Créé au Long Bar du Raffles Hotel, un établissement anglais à Singapour, le cocktail rouge a survécu à deux guerres mondiales et au passage d’un nouveau millénaire : ce qui n’est pas rien! Malheureusement, si on tient compte du fait que la recette originale a été perdue il y a belle lurette, c’est surtout l’idée du cocktail et son nom qui ont tous deux réussi à échapper à l’épreuve du temps : pour le goût, on repassera.
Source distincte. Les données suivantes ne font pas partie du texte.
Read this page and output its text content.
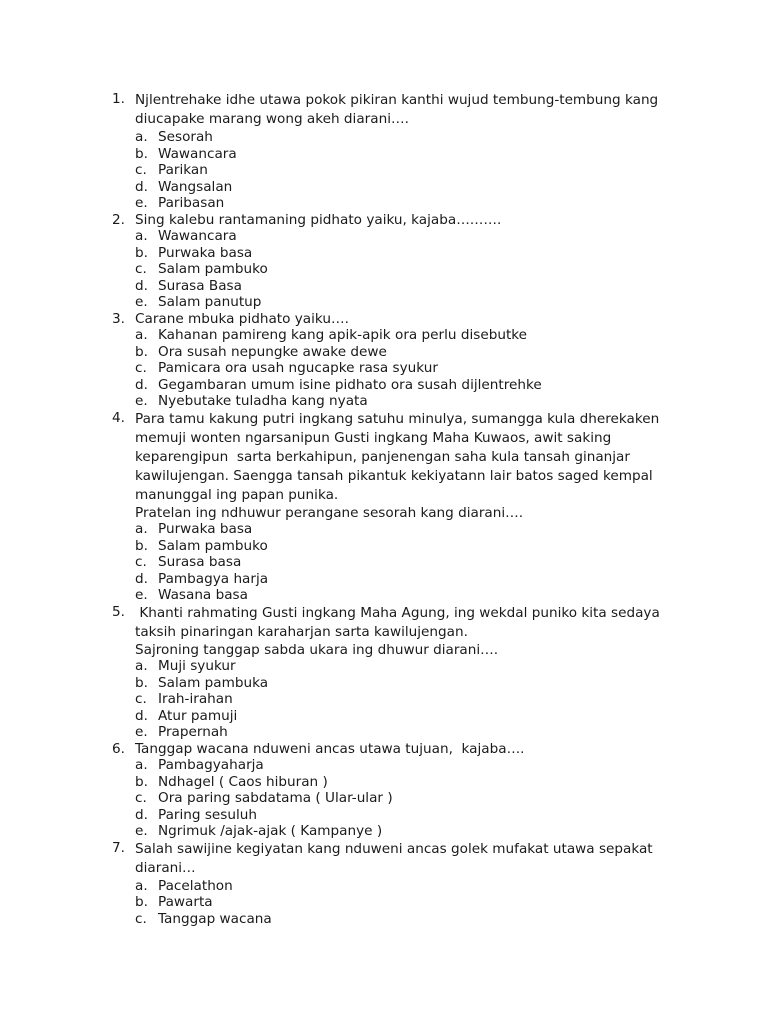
1. Njlentrehake idhe utawa pokok pikiran kanthi wujud tembung-tembung kang
diucapake marang wong akeh diarani….
a. Sesorah
b. Wawancara
c. Parikan
d. Wangsalan
e. Paribasan
2. Sing kalebu rantamaning pidhato yaiku, kajaba……….
a. Wawancara
b. Purwaka basa
c. Salam pambuko
d. Surasa Basa
e. Salam panutup
3. Carane mbuka pidhato yaiku….
a. Kahanan pamireng kang apik-apik ora perlu disebutke
b. Ora susah nepungke awake dewe
c. Pamicara ora usah ngucapke rasa syukur
d. Gegambaran umum isine pidhato ora susah dijlentrehke
e. Nyebutake tuladha kang nyata
4. Para tamu kakung putri ingkang satuhu minulya, sumangga kula dherekaken
memuji wonten ngarsanipun Gusti ingkang Maha Kuwaos, awit saking
keparengipun  sarta berkahipun, panjenengan saha kula tansah ginanjar
kawilujengan. Saengga tansah pikantuk kekiyatann lair batos saged kempal
manunggal ing papan punika.
Pratelan ing ndhuwur perangane sesorah kang diarani….
a. Purwaka basa
b. Salam pambuko
c. Surasa basa
d. Pambagya harja
e. Wasana basa
5. Khanti rahmating Gusti ingkang Maha Agung, ing wekdal puniko kita sedaya
taksih pinaringan karaharjan sarta kawilujengan.
Sajroning tanggap sabda ukara ing dhuwur diarani….
a. Muji syukur
b. Salam pambuka
c. Irah-irahan
d. Atur pamuji
e. Prapernah
6. Tanggap wacana nduweni ancas utawa tujuan,  kajaba….
a. Pambagyaharja
b. Ndhagel ( Caos hiburan )
c. Ora paring sabdatama ( Ular-ular )
d. Paring sesuluh
e. Ngrimuk /ajak-ajak ( Kampanye )
7. Salah sawijine kegiyatan kang nduweni ancas golek mufakat utawa sepakat
diarani…
a. Pacelathon
b. Pawarta
c. Tanggap wacana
En effet, victime de sa popularité, le cocktail subit d’atroces transformations et, dans les glorieuses années 1980, celui-ci n’est souvent plus constitué que de gin, de bar mix, de jus d’ananas et de trop de grenadine. On prend bien sûr le soin de décorer le verre d’un chic sabre de plastique miniature ou d’un petit parasol, avec lequel on a empalé une cerise marasquin rouge. Santé! Le Singapour Sling, un cocktail synthétique, atrocement sucré, chimiquement acidulé. Pourtant, la couleur vive et le goût peu naturel de la mixture ne semblent pas refroidir l’alter ego de Hunter S. Tompson, qui passe l’après-midi à siroter des Slings, dans Fear and Loathing in Las Vegas. Mais bon: Tompson n’en est pas à sa première expérience chimique… Heureusement, certains établissements offrent dorénavant un excellent Singapour Sling: une mixture qui devrait être complexe, herbacée, épicée et très légèrement fruitée.
Singapore Sling
2 onces de gin
1 once de brandy de cerise
½ once de liqueur Bénédictine
½ once de brandy
1 once de jus de lime frais
1 ½ once de soda
Agiter tous les ingrédients (à l’exception du soda). Verser dans un verre allongé et compléter avec l’eau gazéifiée.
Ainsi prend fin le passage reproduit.